Bilge Nine, her ikisine de büyük sevgiyle sarıldı. Ali ve Zeynep önce korku ve endişeyle birbirlerine baktılar. Anneleri ve babaları onları merak edeceklerdi. Ama getiremezlerse de arkadaşları ölecekti. Her ikisi de heyecanla ve büyük bir inançla:


-Sana söz veriyoruz nineciğim, gidecek ve o sihirli taşı getireceğiz!

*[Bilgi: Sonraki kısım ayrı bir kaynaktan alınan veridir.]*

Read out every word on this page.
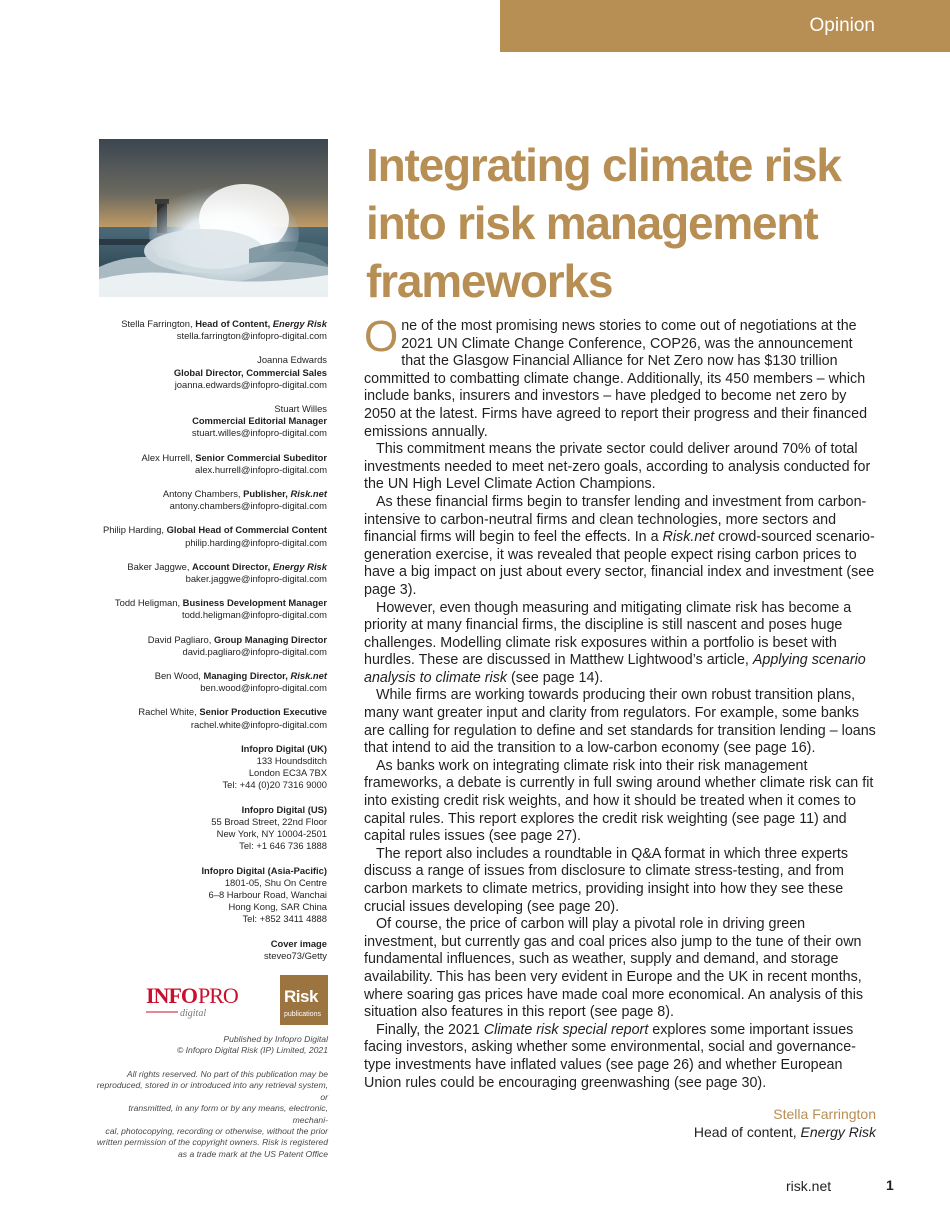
Opinion
Integrating climate risk into risk management frameworks

One of the most promising news stories to come out of negotiations at the 2021 UN Climate Change Conference, COP26, was the announcement that the Glasgow Financial Alliance for Net Zero now has $130 trillion committed to combatting climate change. Additionally, its 450 members – which include banks, insurers and investors – have pledged to become net zero by 2050 at the latest. Firms have agreed to report their progress and their financed emissions annually.

This commitment means the private sector could deliver around 70% of total investments needed to meet net-zero goals, according to analysis conducted for the UN High Level Climate Action Champions.

As these financial firms begin to transfer lending and investment from carbon-intensive to carbon-neutral firms and clean technologies, more sectors and financial firms will begin to feel the effects. In a Risk.net crowd-sourced scenario-generation exercise, it was revealed that people expect rising carbon prices to have a big impact on just about every sector, financial index and investment (see page 3).

However, even though measuring and mitigating climate risk has become a priority at many financial firms, the discipline is still nascent and poses huge challenges. Modelling climate risk exposures within a portfolio is beset with hurdles. These are discussed in Matthew Lightwood’s article, Applying scenario analysis to climate risk (see page 14).

While firms are working towards producing their own robust transition plans, many want greater input and clarity from regulators. For example, some banks are calling for regulation to define and set standards for transition lending – loans that intend to aid the transition to a low-carbon economy (see page 16).

As banks work on integrating climate risk into their risk management frameworks, a debate is currently in full swing around whether climate risk can fit into existing credit risk weights, and how it should be treated when it comes to capital rules. This report explores the credit risk weighting (see page 11) and capital rules issues (see page 27).

The report also includes a roundtable in Q&A format in which three experts discuss a range of issues from disclosure to climate stress-testing, and from carbon markets to climate metrics, providing insight into how they see these crucial issues developing (see page 20).

Of course, the price of carbon will play a pivotal role in driving green investment, but currently gas and coal prices also jump to the tune of their own fundamental influences, such as weather, supply and demand, and storage availability. This has been very evident in Europe and the UK in recent months, where soaring gas prices have made coal more economical. An analysis of this situation also features in this report (see page 8).

Finally, the 2021 Climate risk special report explores some important issues facing investors, asking whether some environmental, social and governance-type investments have inflated values (see page 26) and whether European Union rules could be encouraging greenwashing (see page 30).

Stella Farrington
Head of content, Energy Risk
Stella Farrington, Head of Content, Energy Risk
stella.farrington@infopro-digital.com
Joanna Edwards
Global Director, Commercial Sales
joanna.edwards@infopro-digital.com
Stuart Willes
Commercial Editorial Manager
stuart.willes@infopro-digital.com
Alex Hurrell, Senior Commercial Subeditor
alex.hurrell@infopro-digital.com
Antony Chambers, Publisher, Risk.net
antony.chambers@infopro-digital.com
Philip Harding, Global Head of Commercial Content
philip.harding@infopro-digital.com
Baker Jaggwe, Account Director, Energy Risk
baker.jaggwe@infopro-digital.com
Todd Heligman, Business Development Manager
todd.heligman@infopro-digital.com
David Pagliaro, Group Managing Director
david.pagliaro@infopro-digital.com
Ben Wood, Managing Director, Risk.net
ben.wood@infopro-digital.com
Rachel White, Senior Production Executive
rachel.white@infopro-digital.com
Infopro Digital (UK)
133 Houndsditch
London EC3A 7BX
Tel: +44 (0)20 7316 9000
Infopro Digital (US)
55 Broad Street, 22nd Floor
New York, NY 10004-2501
Tel: +1 646 736 1888
Infopro Digital (Asia-Pacific)
1801-05, Shu On Centre
6–8 Harbour Road, Wanchai
Hong Kong, SAR China
Tel: +852 3411 4888
Cover image
steveo73/Getty
INFO PRO
digital
Risk
publications
Published by Infopro Digital
© Infopro Digital Risk (IP) Limited, 2021
All rights reserved. No part of this publication may be
reproduced, stored in or introduced into any retrieval system, or
transmitted, in any form or by any means, electronic, mechani-
cal, photocopying, recording or otherwise, without the prior
written permission of the copyright owners. Risk is registered
as a trade mark at the US Patent Office
risk.net	1
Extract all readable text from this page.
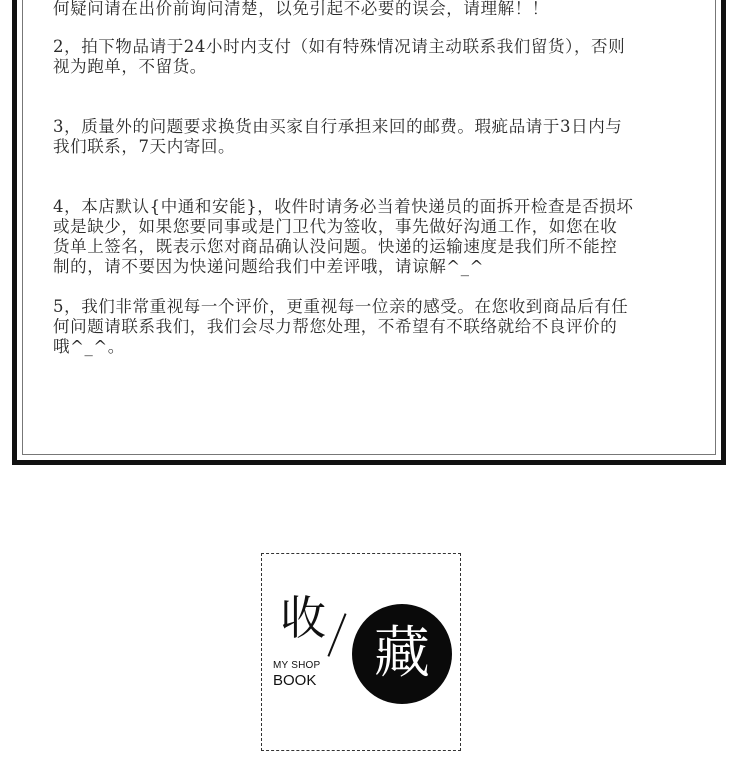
何疑问请在出价前询问清楚，以免引起不必要的误会，请理解！！
2，拍下物品请于24小时内支付（如有特殊情况请主动联系我们留货），否则
视为跑单，不留货。
3，质量外的问题要求换货由买家自行承担来回的邮费。瑕疵品请于3日内与
我们联系，7天内寄回。
4，本店默认{中通和安能}，收件时请务必当着快递员的面拆开检查是否损坏
或是缺少，如果您要同事或是门卫代为签收，事先做好沟通工作，如您在收
货单上签名，既表示您对商品确认没问题。快递的运输速度是我们所不能控
制的，请不要因为快递问题给我们中差评哦，请谅解^_^
5，我们非常重视每一个评价，更重视每一位亲的感受。在您收到商品后有任
何问题请联系我们，我们会尽力帮您处理，不希望有不联络就给不良评价的
哦^_^。
收
MY SHOP
BOOK	藏
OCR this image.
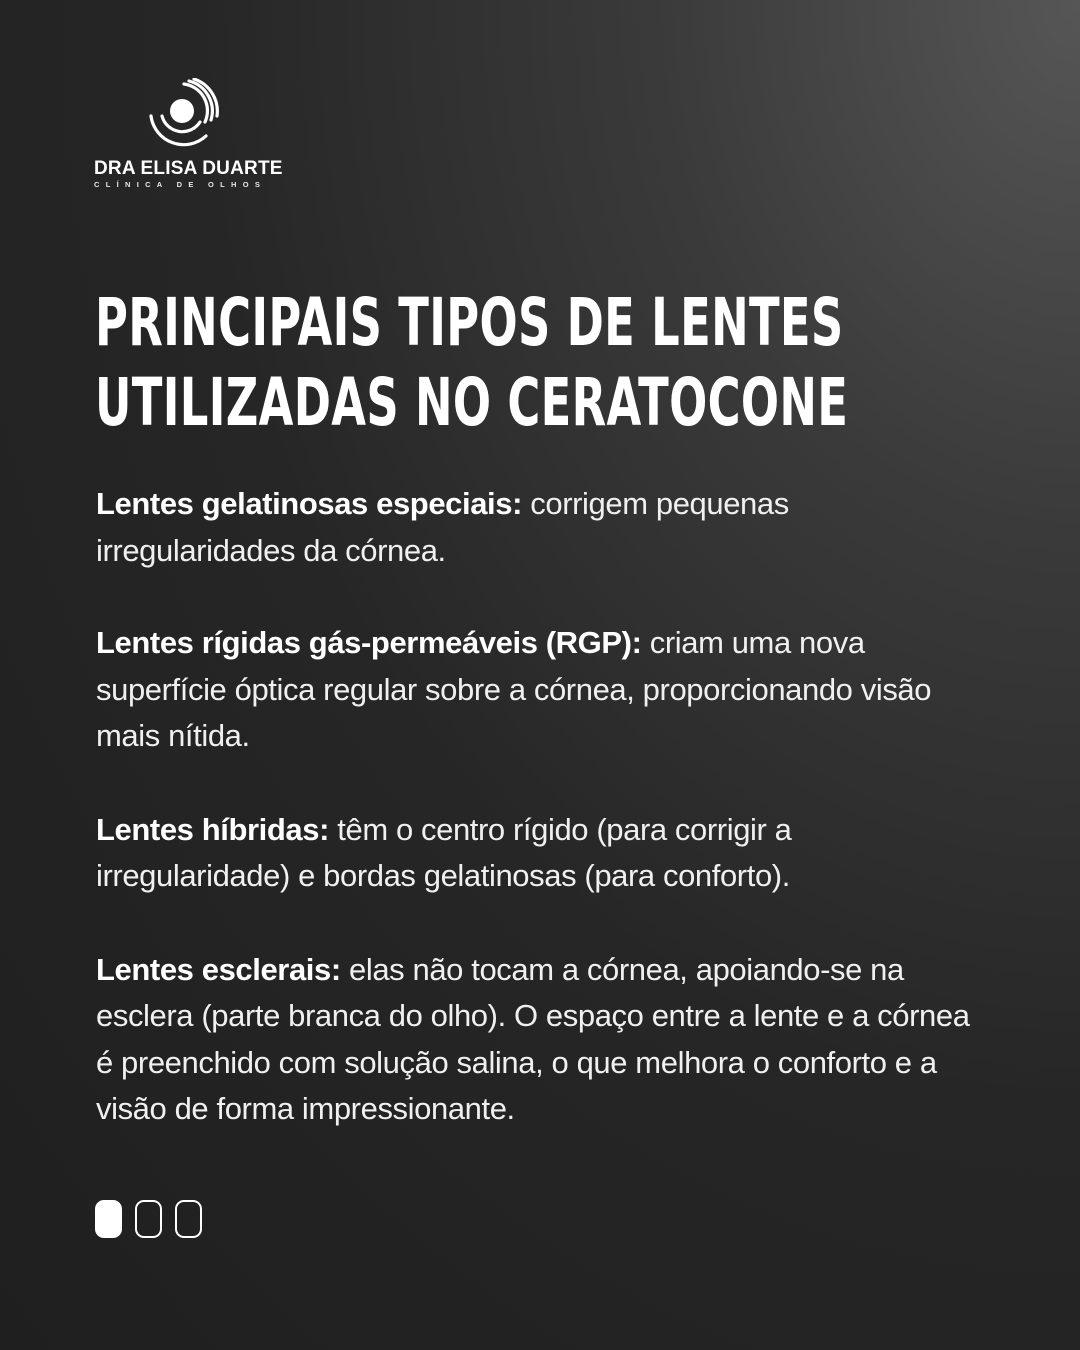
DRA ELISA DUARTE
CLÍNICA DE OLHOS
PRINCIPAIS TIPOS DE LENTES
UTILIZADAS NO CERATOCONE

Lentes gelatinosas especiais: corrigem pequenas irregularidades da córnea.

Lentes rígidas gás-permeáveis (RGP): criam uma nova superfície óptica regular sobre a córnea, proporcionando visão mais nítida.

Lentes híbridas: têm o centro rígido (para corrigir a irregularidade) e bordas gelatinosas (para conforto).

Lentes esclerais: elas não tocam a córnea, apoiando-se na esclera (parte branca do olho). O espaço entre a lente e a córnea é preenchido com solução salina, o que melhora o conforto e a visão de forma impressionante.
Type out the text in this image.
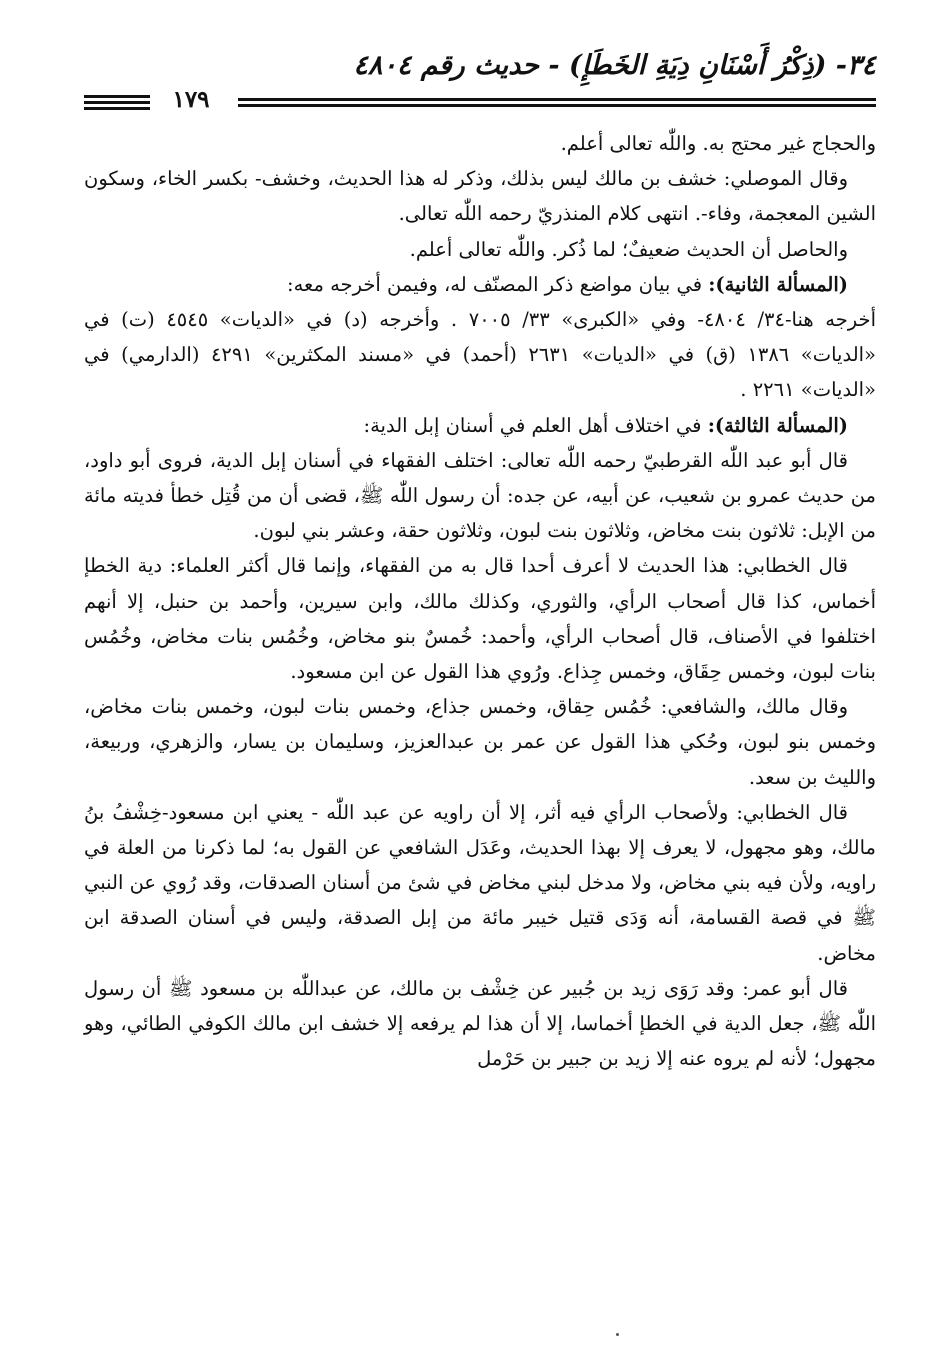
٣٤- (ذِكْرُ أَسْنَانِ دِيَةِ الخَطَإِ) - حديث رقم ٤٨٠٤
١٧٩

والحجاج غير محتج به. واللّٰه تعالى أعلم.

وقال الموصلي: خشف بن مالك ليس بذلك، وذكر له هذا الحديث، وخشف- بكسر الخاء، وسكون الشين المعجمة، وفاء-. انتهى كلام المنذريّ رحمه اللّٰه تعالى.

والحاصل أن الحديث ضعيفٌ؛ لما ذُكر. واللّٰه تعالى أعلم.

(المسألة الثانية): في بيان مواضع ذكر المصنّف له، وفيمن أخرجه معه:

أخرجه هنا-٣٤/ ٤٨٠٤- وفي «الكبرى» ٣٣/ ٧٠٠٥ . وأخرجه (د) في «الديات» ٤٥٤٥ (ت) في «الديات» ١٣٨٦ (ق) في «الديات» ٢٦٣١ (أحمد) في «مسند المكثرين» ٤٢٩١ (الدارمي) في «الديات» ٢٢٦١ .

(المسألة الثالثة): في اختلاف أهل العلم في أسنان إبل الدية:

قال أبو عبد اللّٰه القرطبيّ رحمه اللّٰه تعالى: اختلف الفقهاء في أسنان إبل الدية، فروى أبو داود، من حديث عمرو بن شعيب، عن أبيه، عن جده: أن رسول اللّٰه ﷺ، قضى أن من قُتِل خطأ فديته مائة من الإبل: ثلاثون بنت مخاض، وثلاثون بنت لبون، وثلاثون حقة، وعشر بني لبون.

قال الخطابي: هذا الحديث لا أعرف أحدا قال به من الفقهاء، وإنما قال أكثر العلماء: دية الخطإ أخماس، كذا قال أصحاب الرأي، والثوري، وكذلك مالك، وابن سيرين، وأحمد بن حنبل، إلا أنهم اختلفوا في الأصناف، قال أصحاب الرأي، وأحمد: خُمسٌ بنو مخاض، وخُمُس بنات مخاض، وخُمُس بنات لبون، وخمس حِقَاق، وخمس جِذاع. ورُوي هذا القول عن ابن مسعود.

وقال مالك، والشافعي: خُمُس حِقاق، وخمس جذاع، وخمس بنات لبون، وخمس بنات مخاض، وخمس بنو لبون، وحُكي هذا القول عن عمر بن عبدالعزيز، وسليمان بن يسار، والزهري، وربيعة، والليث بن سعد.

قال الخطابي: ولأصحاب الرأي فيه أثر، إلا أن راويه عن عبد اللّٰه - يعني ابن مسعود-خِشْفُ بنُ مالك، وهو مجهول، لا يعرف إلا بهذا الحديث، وعَدَل الشافعي عن القول به؛ لما ذكرنا من العلة في راويه، ولأن فيه بني مخاض، ولا مدخل لبني مخاض في شئ من أسنان الصدقات، وقد رُوي عن النبي ﷺ في قصة القسامة، أنه وَدَى قتيل خيبر مائة من إبل الصدقة، وليس في أسنان الصدقة ابن مخاض.

قال أبو عمر: وقد رَوَى زيد بن جُبير عن خِشْف بن مالك، عن عبداللّٰه بن مسعود ﷺ أن رسول اللّٰه ﷺ، جعل الدية في الخطإ أخماسا، إلا أن هذا لم يرفعه إلا خشف ابن مالك الكوفي الطائي، وهو مجهول؛ لأنه لم يروه عنه إلا زيد بن جبير بن حَرْمل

İki arkadaş ve Mişa heyecanla koşarak Elif' in yanına gittiler ve kulağına eğilerek,


"Bekle bizi Elif, seni iyileştirecek sihirli taşla birlikte geleceğiz..." dediler ve yola koyuldular.


Üç gün üç gece yol gittiler. Az gittiler uz gittiler, dağlar tepeler aştılar, geceleri ay, gündüzleri güneş hep yanlarında yürüdüler yollarını aydınlattılar.Kır çiçekleri çocukları görünce başlarını iki yana sallayarak, “Elif’ e selam söyleyin, o iyi olacak, biz biliyoruz…” diye seslendiler. Kelebekler, cırcır böcekleri, yaprakların üzerinde gezinen tırtıllar, etraflarında danslar eden ateş böcekleri hepsi birden “Elif, Elif, bak arkadaşların sana sihirli taşı getirecek. Bekle onları…” diye şarkılar söylediler.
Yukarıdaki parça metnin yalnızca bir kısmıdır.